Self-reported insomnia symptoms are not a specific measure of clinical insomnia, but are commonly used in epidemiological studies.12,20,21,37 We used a summary outcome of any insomnia symptoms, and to confirm the appropriateness of this approach, we conducted similar analyses for individual insomnia symptoms. The results were consistent with those presented. Although the temporal order of the exposure and the outcome were predefined by the study design, the time lag between the study waves was fixed at 4 years. Thus, it is possible that the changes in insomnia symptoms over such a long period of time after the onset/disappearance of job strain were affected by other unmeasured factors that occurred between the study waves.
CONCLUSIONS AND IMPLICATIONS
Our results are consistent with the hypothesis that job strain may affect sleep and that the disappearance of job strain may reduce insomnia symptoms among those with sleeping problems.

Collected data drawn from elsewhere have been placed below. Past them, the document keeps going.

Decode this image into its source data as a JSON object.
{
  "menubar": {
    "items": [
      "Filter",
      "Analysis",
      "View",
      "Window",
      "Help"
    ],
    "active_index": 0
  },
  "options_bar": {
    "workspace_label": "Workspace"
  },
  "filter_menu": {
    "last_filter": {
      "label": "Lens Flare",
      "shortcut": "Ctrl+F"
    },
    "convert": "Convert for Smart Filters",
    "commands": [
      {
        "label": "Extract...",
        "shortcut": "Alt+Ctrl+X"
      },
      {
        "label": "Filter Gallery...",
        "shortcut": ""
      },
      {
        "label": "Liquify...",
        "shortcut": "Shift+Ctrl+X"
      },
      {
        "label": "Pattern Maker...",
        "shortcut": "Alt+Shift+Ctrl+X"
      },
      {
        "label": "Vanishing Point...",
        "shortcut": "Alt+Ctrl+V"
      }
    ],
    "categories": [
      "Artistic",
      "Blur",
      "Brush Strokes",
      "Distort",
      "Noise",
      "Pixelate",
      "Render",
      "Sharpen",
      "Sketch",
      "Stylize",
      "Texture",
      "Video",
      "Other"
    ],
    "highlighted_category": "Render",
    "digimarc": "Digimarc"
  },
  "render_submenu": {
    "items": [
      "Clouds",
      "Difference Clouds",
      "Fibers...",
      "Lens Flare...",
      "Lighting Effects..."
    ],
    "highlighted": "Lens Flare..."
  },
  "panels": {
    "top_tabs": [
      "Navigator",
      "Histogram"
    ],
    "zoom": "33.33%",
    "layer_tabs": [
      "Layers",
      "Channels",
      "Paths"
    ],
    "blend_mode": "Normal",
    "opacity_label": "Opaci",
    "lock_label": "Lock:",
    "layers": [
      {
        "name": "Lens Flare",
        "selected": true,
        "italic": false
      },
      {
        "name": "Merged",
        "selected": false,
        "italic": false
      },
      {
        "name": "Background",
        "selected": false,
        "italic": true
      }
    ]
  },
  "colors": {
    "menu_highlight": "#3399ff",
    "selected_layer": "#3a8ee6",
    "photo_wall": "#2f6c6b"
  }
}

These findings have important implications for interventions and the prevention of insomnia specifically within the workplace. Job strain is modifiable through interventions involving increased employee participation, training at different levels of the organizational hierarchy, and job redesign.2,39 As work stress has been associated with poor sleep,11 and there is evidence to suggest that such interventions may reduce stress levels among employees,40,41 the alleviation of insomnia symptoms also seems plausible, a hypothesis supported by the present analysis, which mimicked a non-randomized trial design. However, further intervention studies are needed to examine this directly and to determine the extent to which the reduction of job strain might also affect the consequences of disturbed sleep, such as sickness absenteeism, work disability, and occupational accidents.42
SUPPLEMENTARY MATERIAL
Supplementary Material is available at SLEEP online.
FUNDING
The study was supported by the Academy of Finland (projects 287488 and 294096 to TL; 286294 and 294154 to SS; 267727 to JV; 258598 and 292824 to MV) and the participating organizations. SS is supported by the Ministry of Education and Culture. NHR is supported by the Danish Working Environment Foundation. MK is supported by Nordforsk, the Nordic Programme on Health and Welfare, the UK Medical Research Council (K013351) and the Economic and Social Research Council.
DISCLOSURE STATEMENT
No off-label or investigational use. All authors disclose no conflict of interest. Not a clinical trial.